Lokalsport
Rollstuhlfechten: Von der Krim zum Happy End in Esslingen

Parasport Der ukrainische Rollstuhlfechter Serhii Shavkun sichert sich zwei deutsche Meistertitel. Von Stefanie Gauch-Dörre

Esslingen. Die Geschichte von Serhii Shavkun klingt wie das Drehbuch eines Spielfilms mit Happy End: Verkehrsunfall, Neuanfang, Weltmeister im Rollstuhlfechten, Flucht, erneute Flucht, wieder Weltmeister und dann der Start bei seinen ersten deutschen Meisterschaften. Diese haben bei seinem derzeitigen Verein SV 1845 Esslingen stattgefunden. Shavkun lacht viel und sein Lachen ist ansteckend.

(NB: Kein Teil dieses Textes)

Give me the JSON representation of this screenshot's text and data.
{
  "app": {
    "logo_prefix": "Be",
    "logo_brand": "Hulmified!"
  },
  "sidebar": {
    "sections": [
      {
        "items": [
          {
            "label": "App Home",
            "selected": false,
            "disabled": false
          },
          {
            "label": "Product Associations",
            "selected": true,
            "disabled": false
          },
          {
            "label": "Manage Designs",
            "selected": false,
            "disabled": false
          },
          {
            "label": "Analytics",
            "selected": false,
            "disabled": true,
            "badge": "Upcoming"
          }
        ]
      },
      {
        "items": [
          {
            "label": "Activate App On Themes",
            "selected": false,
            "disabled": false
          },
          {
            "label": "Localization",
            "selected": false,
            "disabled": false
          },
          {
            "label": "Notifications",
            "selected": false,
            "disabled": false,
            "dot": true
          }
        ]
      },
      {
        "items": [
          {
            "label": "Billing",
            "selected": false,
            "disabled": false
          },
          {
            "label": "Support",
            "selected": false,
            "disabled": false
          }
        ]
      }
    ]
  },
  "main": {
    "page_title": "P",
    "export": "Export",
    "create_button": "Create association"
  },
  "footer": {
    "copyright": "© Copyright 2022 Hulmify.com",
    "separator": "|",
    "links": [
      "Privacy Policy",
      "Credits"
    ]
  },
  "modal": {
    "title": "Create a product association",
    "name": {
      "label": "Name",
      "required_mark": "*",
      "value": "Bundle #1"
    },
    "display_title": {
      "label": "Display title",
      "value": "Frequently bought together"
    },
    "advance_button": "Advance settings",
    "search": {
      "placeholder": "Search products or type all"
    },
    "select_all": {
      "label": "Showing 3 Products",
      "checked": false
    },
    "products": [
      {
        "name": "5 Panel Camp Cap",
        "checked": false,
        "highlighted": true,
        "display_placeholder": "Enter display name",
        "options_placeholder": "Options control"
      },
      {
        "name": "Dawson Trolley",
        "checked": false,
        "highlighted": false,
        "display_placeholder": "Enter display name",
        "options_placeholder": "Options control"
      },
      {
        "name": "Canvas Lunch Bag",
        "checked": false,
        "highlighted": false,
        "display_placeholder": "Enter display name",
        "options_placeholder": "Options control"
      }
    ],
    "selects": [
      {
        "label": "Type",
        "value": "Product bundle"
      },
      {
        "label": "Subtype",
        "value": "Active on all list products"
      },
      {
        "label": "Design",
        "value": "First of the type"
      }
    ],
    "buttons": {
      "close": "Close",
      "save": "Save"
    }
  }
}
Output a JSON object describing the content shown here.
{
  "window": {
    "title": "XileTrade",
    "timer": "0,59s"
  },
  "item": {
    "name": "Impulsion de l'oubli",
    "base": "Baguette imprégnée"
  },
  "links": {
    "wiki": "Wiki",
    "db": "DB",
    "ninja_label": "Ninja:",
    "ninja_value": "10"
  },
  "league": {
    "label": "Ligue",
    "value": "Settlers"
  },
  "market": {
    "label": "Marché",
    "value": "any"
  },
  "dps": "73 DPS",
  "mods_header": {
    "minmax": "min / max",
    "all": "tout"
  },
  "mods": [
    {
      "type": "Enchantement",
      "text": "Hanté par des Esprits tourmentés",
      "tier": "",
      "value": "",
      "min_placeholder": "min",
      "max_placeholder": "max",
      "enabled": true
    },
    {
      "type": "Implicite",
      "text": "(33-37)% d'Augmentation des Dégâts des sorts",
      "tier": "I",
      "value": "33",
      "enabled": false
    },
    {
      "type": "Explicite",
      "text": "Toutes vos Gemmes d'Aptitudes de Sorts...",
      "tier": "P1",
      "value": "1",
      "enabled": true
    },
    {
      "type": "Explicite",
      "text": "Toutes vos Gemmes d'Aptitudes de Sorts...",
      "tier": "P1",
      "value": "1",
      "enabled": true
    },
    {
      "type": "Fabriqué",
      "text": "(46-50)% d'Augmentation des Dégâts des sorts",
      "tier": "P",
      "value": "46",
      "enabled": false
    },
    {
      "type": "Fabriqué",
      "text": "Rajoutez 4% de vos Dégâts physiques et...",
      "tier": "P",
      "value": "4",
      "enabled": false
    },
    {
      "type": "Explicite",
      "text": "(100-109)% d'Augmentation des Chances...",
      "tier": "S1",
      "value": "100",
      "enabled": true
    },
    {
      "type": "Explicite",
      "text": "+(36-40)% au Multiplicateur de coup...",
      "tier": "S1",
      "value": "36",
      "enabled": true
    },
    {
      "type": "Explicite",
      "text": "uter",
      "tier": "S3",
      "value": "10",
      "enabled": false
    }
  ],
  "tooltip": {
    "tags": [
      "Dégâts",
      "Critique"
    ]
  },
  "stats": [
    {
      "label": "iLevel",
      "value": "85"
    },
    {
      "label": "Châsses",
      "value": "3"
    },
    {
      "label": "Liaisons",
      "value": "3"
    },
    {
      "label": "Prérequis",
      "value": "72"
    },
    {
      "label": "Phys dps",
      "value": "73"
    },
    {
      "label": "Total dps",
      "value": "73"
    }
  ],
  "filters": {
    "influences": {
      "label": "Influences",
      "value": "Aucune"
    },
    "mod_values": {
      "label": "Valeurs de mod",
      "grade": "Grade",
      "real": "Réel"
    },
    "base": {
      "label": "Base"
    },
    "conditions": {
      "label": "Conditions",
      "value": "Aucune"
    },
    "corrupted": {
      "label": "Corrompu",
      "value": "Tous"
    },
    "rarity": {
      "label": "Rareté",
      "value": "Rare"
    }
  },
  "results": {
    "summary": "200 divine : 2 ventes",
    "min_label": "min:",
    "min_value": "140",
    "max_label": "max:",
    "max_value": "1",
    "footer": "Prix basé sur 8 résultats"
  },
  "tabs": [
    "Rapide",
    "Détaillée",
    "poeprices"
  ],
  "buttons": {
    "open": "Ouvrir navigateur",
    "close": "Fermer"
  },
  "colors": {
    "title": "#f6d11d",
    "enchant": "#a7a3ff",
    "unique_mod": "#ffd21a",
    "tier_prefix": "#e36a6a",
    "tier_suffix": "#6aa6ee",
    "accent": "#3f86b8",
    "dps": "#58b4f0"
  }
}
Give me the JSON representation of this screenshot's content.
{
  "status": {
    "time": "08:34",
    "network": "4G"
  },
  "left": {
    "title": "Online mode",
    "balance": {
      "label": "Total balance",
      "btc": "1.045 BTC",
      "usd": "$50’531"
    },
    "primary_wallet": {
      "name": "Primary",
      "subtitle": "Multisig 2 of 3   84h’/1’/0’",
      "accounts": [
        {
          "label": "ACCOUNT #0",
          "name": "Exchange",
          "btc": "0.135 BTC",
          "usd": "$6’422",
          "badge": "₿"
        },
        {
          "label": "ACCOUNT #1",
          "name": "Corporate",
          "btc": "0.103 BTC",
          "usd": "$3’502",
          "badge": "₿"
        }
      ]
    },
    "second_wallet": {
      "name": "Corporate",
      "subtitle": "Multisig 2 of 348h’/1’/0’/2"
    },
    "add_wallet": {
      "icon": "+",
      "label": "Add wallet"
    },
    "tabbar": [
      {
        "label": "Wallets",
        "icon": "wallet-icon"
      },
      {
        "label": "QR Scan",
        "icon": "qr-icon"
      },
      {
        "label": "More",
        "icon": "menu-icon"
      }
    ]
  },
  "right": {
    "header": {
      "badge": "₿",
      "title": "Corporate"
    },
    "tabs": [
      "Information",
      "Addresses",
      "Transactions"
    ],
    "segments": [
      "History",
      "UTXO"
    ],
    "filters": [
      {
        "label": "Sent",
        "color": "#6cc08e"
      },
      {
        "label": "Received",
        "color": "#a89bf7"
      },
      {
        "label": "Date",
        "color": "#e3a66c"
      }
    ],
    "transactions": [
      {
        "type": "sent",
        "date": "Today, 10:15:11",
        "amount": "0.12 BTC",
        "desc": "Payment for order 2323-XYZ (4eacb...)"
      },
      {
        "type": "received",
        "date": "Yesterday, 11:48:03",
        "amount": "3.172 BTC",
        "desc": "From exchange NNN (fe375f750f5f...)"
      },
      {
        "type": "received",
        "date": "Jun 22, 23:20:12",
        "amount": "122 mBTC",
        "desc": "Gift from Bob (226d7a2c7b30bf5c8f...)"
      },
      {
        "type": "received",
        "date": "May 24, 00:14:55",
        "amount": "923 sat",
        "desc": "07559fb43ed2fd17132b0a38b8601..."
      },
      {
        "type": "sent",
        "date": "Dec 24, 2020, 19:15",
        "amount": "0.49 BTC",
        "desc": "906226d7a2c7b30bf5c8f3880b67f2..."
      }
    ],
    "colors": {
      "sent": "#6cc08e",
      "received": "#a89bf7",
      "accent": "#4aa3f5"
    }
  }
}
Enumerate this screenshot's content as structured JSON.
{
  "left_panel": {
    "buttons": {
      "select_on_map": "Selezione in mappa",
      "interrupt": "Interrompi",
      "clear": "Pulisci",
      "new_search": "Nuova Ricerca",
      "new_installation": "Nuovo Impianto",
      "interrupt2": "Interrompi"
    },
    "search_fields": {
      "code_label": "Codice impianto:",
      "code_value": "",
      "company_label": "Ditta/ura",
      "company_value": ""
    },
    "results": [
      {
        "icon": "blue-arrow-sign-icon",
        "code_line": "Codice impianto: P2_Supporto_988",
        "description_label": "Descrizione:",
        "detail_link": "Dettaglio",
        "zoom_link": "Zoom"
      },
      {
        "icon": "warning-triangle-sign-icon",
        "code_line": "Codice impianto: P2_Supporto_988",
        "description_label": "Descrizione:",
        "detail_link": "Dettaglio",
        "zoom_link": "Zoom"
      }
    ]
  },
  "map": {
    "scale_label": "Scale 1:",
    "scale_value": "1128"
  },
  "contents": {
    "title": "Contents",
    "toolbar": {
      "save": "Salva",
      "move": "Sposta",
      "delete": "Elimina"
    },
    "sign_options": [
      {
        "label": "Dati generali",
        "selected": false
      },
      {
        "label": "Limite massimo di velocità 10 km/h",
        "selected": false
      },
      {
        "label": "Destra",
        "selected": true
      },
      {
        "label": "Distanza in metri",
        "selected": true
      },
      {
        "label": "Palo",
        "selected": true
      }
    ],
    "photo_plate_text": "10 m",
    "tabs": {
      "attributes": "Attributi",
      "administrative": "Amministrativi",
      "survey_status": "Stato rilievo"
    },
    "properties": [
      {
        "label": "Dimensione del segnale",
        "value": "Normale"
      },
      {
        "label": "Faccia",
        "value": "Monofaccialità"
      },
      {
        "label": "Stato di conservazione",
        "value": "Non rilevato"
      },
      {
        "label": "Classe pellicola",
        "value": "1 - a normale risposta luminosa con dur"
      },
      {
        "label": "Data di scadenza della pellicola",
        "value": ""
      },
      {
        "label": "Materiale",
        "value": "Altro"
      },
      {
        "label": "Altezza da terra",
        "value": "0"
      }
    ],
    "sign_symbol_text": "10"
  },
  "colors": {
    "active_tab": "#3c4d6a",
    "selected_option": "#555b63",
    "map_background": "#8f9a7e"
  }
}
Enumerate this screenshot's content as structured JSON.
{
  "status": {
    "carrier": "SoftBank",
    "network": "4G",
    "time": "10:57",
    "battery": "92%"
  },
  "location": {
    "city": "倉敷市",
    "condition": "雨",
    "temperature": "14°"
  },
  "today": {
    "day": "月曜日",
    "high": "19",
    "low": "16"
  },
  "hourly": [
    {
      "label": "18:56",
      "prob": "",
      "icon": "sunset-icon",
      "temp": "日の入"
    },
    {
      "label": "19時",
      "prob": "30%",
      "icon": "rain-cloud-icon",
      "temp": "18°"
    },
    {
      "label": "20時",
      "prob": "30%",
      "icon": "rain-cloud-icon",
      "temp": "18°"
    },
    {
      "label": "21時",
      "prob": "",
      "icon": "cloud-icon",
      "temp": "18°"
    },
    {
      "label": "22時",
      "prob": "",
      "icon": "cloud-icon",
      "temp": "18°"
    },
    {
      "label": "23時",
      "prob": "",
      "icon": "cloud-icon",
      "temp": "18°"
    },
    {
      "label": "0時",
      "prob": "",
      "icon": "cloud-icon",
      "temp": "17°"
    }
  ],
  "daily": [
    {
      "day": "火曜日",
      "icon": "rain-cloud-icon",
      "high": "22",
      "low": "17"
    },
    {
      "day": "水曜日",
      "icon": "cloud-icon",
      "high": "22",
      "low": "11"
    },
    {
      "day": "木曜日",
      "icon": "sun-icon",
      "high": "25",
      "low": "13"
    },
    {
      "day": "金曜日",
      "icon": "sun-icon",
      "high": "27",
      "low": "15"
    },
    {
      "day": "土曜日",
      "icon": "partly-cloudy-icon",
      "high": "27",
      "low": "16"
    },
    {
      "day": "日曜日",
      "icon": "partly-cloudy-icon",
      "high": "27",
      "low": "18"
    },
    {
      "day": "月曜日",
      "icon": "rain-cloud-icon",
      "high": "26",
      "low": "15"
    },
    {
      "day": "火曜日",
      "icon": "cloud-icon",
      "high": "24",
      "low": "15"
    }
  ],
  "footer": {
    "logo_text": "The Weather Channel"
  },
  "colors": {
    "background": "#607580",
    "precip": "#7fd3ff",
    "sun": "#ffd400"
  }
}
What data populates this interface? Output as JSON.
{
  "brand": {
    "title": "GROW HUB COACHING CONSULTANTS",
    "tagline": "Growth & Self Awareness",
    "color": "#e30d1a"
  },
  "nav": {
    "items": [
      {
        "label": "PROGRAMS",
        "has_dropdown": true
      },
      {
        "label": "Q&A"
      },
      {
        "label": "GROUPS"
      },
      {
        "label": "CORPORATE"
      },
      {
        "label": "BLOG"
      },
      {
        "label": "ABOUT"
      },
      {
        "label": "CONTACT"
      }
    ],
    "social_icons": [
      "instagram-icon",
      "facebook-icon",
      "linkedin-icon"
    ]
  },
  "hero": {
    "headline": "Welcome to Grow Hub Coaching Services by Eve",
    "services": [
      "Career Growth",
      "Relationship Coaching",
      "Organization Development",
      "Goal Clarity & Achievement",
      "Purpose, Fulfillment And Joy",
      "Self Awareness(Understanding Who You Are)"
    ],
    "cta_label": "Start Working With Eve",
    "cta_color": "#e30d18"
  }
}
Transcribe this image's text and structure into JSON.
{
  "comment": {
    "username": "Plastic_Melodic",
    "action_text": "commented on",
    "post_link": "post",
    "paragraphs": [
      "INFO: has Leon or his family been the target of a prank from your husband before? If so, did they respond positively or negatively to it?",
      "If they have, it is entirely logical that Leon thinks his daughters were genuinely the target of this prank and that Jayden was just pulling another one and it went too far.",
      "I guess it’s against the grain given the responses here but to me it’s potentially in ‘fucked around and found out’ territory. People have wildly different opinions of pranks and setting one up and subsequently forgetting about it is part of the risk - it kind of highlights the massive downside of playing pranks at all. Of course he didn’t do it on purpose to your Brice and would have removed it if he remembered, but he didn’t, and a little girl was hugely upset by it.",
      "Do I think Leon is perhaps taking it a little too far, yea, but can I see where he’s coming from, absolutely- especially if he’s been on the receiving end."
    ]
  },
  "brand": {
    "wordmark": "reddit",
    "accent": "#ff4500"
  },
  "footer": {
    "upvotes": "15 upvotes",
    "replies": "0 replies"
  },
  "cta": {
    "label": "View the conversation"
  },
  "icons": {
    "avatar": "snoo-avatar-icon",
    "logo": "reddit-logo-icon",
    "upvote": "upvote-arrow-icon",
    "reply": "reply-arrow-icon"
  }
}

Das Leben des Ukrainers nahm 2006 eine harte Wendung. Der Familienvater überlebte einen schweren Verkehrsunfall zwar, aber er war gelähmt und auf den Rollstuhl angewiesen. Die Zeit der Rehabilitation begann. Dabei kam der erste Kontakt mit dem Rollstuhlfechten zustande. Eine Therapeutin brachte Shavkun 2008 den Sport nahe und der ehemalige Polizist bei einer ukrainischen Spezialeinheit hatte nicht nur Talent, sondern auch Spaß daran. „Der Wille, unbedingt gewinnen zu wollen, bewegte mich weiter“, erklärt er. Mentale Stärke bringen den 51-Jährigen immer wieder voran. Sein ebenfalls aus der Ukraine stammenden Trainer Ilja Kutsyi fungiert als Dolmetscher und betont, dass eine erstklassige Technik eben nicht ausreiche. „Oftmals scheitern talentierte Athleten an ihrer mentalen Schwäche.“ Dieses Problem hat Shavkun nicht.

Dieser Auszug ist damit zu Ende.